Le docteur, au bras de Joe, reprit la route qu’il avait suivie.
«C’était imprudent, monsieur, on ne s’aventure pas ainsi. Vous auriez pu être dévalisé, ajouta-t-il en riant. Voyons, monsieur, parlons sérieusement.
– Parle, je t’écoute!
– Il faut absolument prendre un parti. Notre situation ne peut pas durer plus de quelques jours encore, et si le vent n’arrive pas, nous sommes perdus.»
Le docteur ne répondit pas.
«Eh bien! il faut que quelqu’un se dévoue au sort commun, et il est tout naturel que ce soit moi!
– Que veux-tu dire ? quel est ton projet ?
– Un projet bien simple : prendre des vivres, et marcher toujours devant moi jusqu’à ce que j’arrive quelque part, ce qui ne peut manquer. Pendant ce temps, si le ciel vous envoie un vent favorable, vous ne m’attendrez pas, vous partirez. De mon côté, si je parviens à un village, je me tirerai d’affaire avec les quelques mots d’arabe que vous me donnerez par écrit, et je vous ramènerai du secours, ou j’y laisserai ma peau! Que dites-vous de mon dessein ?
– Il est insensé, mais digne de ton brave cœur, Joe. Cela est impossible, tu ne nous quitteras pas.

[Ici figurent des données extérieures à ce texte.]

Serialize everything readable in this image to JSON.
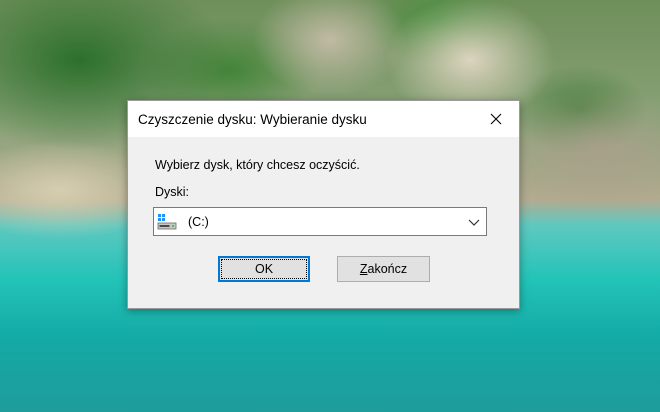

– Enfin, monsieur, il faut tenter quelque chose ; cela ne peut vous nuire en rien, puisque, je vous le répète, vous ne m’attendrez pas, et, à la rigueur, je puis réussir!
– Non, Joe! non! ne nous séparons pas! ce serait une douleur ajoutée aux autres. Il était écrit qu’il en serait ainsi, et il est très probablement écrit qu’il en sera autrement plus tard. Ainsi, attendons avec résignation.
– Soit, monsieur, mais je vous préviens d’une chose : je vous donne encore un jour ; je n’attendrai pas davantage ; c’est aujourd’hui dimanche, ou plutôt lundi, car il est une heure du matin ; si mardi nous ne partons pas, je tenterai l’aventure ; c’est un projet irrévocablement décidé.»
Le docteur ne répondit pas ; bientôt il rejoignait la nacelle, et il y prit place auprès de Kennedy. Celui-ci était plongé dans un silence absolu qui ne devait pas être le sommeil.